El 03/04/2026 llegó a los tribunales una nueva fase de un asunto penal que se remonta varios años atrás: un hombre detenido en el barrio de Villa de Vallecas, en Madrid, por la venta de poco más de cinco euros de marihuana ha presentado un recurso contra la condena de seis meses de prisión ante el Tribunal Supremo.
El caso ha ido ascendiendo por las distintas instancias judiciales hasta alcanzar la última puerta ordinaria de la jurisdicción, donde el recurrente insiste en que el valor económico y el impacto de la sustancia incautada eran mínimos, y por tanto la pena resulta desproporcionada.
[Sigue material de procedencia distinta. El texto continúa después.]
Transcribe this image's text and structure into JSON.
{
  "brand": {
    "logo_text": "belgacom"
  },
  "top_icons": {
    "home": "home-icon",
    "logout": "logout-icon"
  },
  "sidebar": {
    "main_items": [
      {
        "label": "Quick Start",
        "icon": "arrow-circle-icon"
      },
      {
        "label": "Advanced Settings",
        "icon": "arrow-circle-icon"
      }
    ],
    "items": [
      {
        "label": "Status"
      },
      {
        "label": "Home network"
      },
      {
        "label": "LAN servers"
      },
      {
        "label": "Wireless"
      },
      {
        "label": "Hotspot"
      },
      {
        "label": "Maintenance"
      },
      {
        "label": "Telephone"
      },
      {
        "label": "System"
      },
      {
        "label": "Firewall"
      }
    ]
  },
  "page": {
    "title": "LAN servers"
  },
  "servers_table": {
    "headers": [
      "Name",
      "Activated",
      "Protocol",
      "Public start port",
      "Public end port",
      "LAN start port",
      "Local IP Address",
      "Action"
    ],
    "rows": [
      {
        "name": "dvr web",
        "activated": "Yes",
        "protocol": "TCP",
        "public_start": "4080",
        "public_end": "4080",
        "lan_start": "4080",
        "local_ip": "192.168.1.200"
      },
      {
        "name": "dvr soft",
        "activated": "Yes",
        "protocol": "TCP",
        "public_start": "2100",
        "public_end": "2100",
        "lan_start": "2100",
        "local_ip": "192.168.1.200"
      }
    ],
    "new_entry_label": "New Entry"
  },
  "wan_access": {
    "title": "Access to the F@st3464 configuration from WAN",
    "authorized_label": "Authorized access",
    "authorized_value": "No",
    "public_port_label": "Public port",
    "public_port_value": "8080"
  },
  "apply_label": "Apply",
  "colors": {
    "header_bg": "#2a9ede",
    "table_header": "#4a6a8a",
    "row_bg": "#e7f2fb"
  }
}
La estrategia defensiva se centra en subrayar el carácter económico insignificante del material intervenido y en cuestionar la adecuación de la sanción penal impuesta. A lo largo de más de seis años el procedimiento ha sufrido lo que la defensa califica como dilaciones indebidas, con recursos sucesivos y trámites que prolongaron la resolución final, algo que el recurrente y su representación legal han invocado para poner en duda la celeridad y la eficacia del proceso. El relato del caso incluye reclamaciones dirigidas tanto a la proporcionalidad de la pena como a la duración del procedimiento.
Recursos y fundamentos del apelante
En la impugnación presentada ante el Tribunal Supremo el acusado y sus abogados insisten en que el importe de la droga —poco más de cinco euros— debe tener un efecto directo en la calificación y en la pena. Alegan que el hecho no constituía un tráfico organizado ni un comercio a gran escala, sino una conducta aislada con bajo valor de mercado. Además, reclaman que la pena de seis meses vulnera el principio de proporcionalidad y que existen atenuantes que no fueron valorados en su justa medida en instancias previas.
Trámite judicial y resultado provisional
La pelea procesal se ha prolongado durante más de seis años y, según fuentes judiciales, ha atravesado varias instancias con sucesivas resoluciones y recursos. Finalmente, el asunto ha acabado materializándose en una sentencia cuyo ponente ha sido el magistrado Ángel Luis Hurtado, conocido por haber instruido otro expediente de alta relevancia pública relacionado con el antiguo fiscal general del Estado, Álvaro García Ortiz. El nombramiento del ponente ha añadido una capa de interés mediático al caso, aunque no modifica por sí mismo los argumentos jurídicos que presenta la defensa.
El papel del ponente
El hecho de que la sentencia tuviera como ponente a Ángel Luis Hurtado ha sido subrayado tanto por la defensa como por quienes siguen el expediente. El ponente, en su rol, concentra el análisis jurídico y la redacción del fallo; por ello, su trayectoria y otras causas en las que ha intervenido suscitan atención pública. En este contexto, la defensa reclama que el estudio del expediente sea riguroso y que se atienda, entre otras cuestiones, al principio de oportunidad y a la valoración de pruebas relativas al escaso valor económico de la sustancia intervenida.
Retraso procesal y sus efectos
Las dilaciones indebidas denunciadas por la parte recurrente ocupan un lugar central en la argumentación: se sostiene que la duración excesiva del proceso perjudica la tutela judicial efectiva y puede influir en la percepción de la proporcionalidad de la sanción. Aunque los abogados del acusado han ido escalando instancias buscando una revisión más favorable, las demoras han complicado tanto la defensa material del sujeto como la previsibilidad del resultado. Este aspecto procesal se discute de forma paralela a los méritos del fondo del asunto.
Perspectivas y posibles pasos siguientes
Con el recurso pendiente en el Tribunal Supremo, las alternativas pasan por la confirmación, la modificación o la revocación de la condena de seis meses. La defensa mantiene que el caso debería resolverse teniendo en cuenta el valor económico real de la sustancia y las circunstancias personales del acusado. Mientras tanto, el interés público se mantiene por la combinación de un hecho materialmente menor —la venta de unos pocos euros de marihuana— y una tramitación judicial extensa cuya culminación ha recaído en una sentencia firmada por un magistrado de perfil conocido.
Sea cual sea la resolución del alto tribunal, el expediente plantea cuestiones sobre la proporcionalidad penal, la gestión de los recursos y la interpretación judicial de hechos con impacto económico reducido. Para el acusado, la esperanza está puesta en una revisión que tenga en cuenta tanto la cuantía intervenida como la concatenación de retrasos procesales que, según su defensa, han marcado el desarrollo del caso.